Beide Parteien verpflichten sich zur vertraulichen Behandlung der im Rahmen des Vertrags erhaltenen Informationen.


§ 11 Datenschutz

Personenbezogene Daten werden ausschließlich im Rahmen der gesetzlichen Datenschutzvorschriften verarbeitet.


§ 12 Aufrechnung und Zurückbehaltungsrecht

Aufrechnung ist nur mit unbestrittenen, anerkannten oder rechtskräftig festgestellten Forderungen zulässig. Ein Zurückbehaltungsrecht kann nur wegen Gegenansprüchen aus demselben Vertragsverhältnis geltend gemacht werden.

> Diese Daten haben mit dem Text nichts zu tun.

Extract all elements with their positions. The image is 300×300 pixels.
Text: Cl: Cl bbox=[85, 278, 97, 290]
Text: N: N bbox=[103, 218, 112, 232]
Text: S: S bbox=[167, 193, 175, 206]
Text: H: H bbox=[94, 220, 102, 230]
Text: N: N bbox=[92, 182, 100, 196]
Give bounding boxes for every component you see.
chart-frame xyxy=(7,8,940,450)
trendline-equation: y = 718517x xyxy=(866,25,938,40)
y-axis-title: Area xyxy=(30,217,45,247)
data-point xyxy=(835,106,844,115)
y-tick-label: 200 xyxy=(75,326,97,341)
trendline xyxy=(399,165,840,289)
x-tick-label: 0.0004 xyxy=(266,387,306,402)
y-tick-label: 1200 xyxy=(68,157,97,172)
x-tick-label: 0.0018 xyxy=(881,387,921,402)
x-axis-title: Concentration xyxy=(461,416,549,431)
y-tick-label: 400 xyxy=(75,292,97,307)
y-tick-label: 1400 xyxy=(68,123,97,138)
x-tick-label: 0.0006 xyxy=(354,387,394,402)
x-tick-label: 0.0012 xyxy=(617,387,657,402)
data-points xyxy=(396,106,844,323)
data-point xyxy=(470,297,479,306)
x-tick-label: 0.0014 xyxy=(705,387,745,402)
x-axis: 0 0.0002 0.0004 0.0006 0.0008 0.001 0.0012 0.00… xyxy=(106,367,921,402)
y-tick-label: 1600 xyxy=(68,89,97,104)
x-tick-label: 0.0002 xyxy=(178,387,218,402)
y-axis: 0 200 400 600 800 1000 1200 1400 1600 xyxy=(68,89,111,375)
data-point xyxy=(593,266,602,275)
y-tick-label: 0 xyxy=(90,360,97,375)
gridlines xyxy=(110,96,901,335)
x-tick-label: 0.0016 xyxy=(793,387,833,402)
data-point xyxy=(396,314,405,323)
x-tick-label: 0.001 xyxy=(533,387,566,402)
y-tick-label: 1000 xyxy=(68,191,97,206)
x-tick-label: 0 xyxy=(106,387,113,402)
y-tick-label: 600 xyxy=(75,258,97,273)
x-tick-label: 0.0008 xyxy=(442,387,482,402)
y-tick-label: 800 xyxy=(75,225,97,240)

§ 13 Gerichtsstand und Erfüllungsort

(1) Gerichtsstand für alle Streitigkeiten aus diesem Vertrag ist Berlin, sofern der Auftraggeber Kaufmann, eine juristische Person des öffentlichen Rechts oder ein öffentlich-rechtliches Sondervermögen ist.

(2) Erfüllungsort ist der Sitz des Auftragnehmers in Berlin.


§ 14 Schlussbestimmungen

(1) Es gilt das Recht der Bundesrepublik Deutschland unter Ausschluss des UN-Kaufrechts.

(2) Sollten einzelne Bestimmungen dieser AGB unwirksam oder undurchführbar sein oder werden, bleibt die Wirksamkeit der übrigen Bestimmungen davon unberührt. An die Stelle der unwirksamen oder undurchführbaren Bestimmung tritt eine wirksame Regelung, die dem wirtschaftlichen Zweck der unwirksamen Bestimmung am nächsten kommt.